U.K. to Look at Changing Rules to Allow Gene Editing in Farming

A farmer operates a Lexion combine harvester, manufactured by Claas KGaA, during the summer harvest in a field of wheat on the Morgue Estate in Tenterden, U.K., on Wednesday, Aug. 5, 2020. As harvests roll out across Europe, a season of droughts and floods have proven their toll on the continent's wheat crop. Photographer: Jason Alden/Bloomberg
A farmer operates a Lexion combine harvester, manufactured by Claas KGaA, during the summer harvest in a field of wheat on the Morgue Estate in Tenterden, U.K., on Wednesday, Aug. 5, 2020. As harvests roll out across Europe, a season of droughts and floods have proven their toll on the continent's wheat crop. Photographer: Jason Alden/Bloomberg

(Bloomberg) -- The U.K. is looking at changing regulations to allow gene editing in farming, in a sign of shifting agricultural policy following the nation’s departure from the European Union.

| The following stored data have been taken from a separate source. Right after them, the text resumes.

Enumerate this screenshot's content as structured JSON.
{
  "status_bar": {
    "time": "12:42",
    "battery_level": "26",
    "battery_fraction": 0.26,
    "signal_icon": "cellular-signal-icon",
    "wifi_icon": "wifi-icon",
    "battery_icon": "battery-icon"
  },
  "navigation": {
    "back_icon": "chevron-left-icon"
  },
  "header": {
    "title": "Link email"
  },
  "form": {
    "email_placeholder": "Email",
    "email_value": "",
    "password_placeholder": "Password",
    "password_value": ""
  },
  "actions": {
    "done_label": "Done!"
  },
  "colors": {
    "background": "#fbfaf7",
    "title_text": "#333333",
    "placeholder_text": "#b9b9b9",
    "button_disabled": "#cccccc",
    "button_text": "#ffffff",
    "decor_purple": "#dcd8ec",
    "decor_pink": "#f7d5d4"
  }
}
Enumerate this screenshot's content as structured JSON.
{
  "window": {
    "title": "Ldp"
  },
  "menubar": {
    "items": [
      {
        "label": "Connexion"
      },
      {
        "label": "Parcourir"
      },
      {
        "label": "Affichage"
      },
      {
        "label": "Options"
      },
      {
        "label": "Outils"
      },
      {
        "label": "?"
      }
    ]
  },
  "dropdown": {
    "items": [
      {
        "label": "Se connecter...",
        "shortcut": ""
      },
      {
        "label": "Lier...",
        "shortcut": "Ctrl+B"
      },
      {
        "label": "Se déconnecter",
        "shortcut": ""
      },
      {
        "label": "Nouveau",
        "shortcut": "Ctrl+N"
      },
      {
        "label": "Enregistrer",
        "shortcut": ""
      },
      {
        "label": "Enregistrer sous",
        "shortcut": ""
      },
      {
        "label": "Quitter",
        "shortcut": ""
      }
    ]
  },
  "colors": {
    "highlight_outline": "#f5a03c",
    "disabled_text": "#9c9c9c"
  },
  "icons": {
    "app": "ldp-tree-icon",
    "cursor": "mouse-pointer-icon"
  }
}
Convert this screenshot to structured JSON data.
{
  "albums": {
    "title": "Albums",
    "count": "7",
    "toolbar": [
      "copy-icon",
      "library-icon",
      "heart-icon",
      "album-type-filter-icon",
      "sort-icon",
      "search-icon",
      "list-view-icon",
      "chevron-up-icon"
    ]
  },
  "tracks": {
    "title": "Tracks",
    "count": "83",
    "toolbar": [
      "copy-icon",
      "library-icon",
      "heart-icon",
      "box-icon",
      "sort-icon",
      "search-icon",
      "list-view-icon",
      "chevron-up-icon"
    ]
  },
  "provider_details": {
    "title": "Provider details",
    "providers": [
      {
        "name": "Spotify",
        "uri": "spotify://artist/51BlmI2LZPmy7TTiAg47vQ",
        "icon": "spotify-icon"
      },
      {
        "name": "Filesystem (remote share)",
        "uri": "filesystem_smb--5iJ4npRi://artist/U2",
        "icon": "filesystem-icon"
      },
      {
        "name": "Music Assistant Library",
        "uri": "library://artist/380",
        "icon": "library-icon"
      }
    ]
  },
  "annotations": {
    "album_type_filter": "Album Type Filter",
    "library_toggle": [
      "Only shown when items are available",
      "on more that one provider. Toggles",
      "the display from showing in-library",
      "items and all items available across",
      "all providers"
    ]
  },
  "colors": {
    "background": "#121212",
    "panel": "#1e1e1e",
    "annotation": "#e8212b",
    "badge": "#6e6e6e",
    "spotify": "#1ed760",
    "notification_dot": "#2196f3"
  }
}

The government plans to consult on whether to regulate certain gene-editing organisms differently from genetically modified products, it said in a statement ahead of a speech by Environment Secretary George Eustice.

Allowing gene editing could unlock substantial benefits to the environment and help farmers with crops that are resistant to pests, disease or extreme weather, he said. Genetically modified crops are banned in the EU.

“Gene editing has the ability to harness the genetic resources that mother nature has provided, in order to tackle the challenges of our age,” Eustice is scheduled to say at the Oxford Farming Conference on Thursday. “Now that we have left the EU, we are free to make coherent policy decisions based on science and evidence. That begins with this consultation.”

The consultation runs until March 17.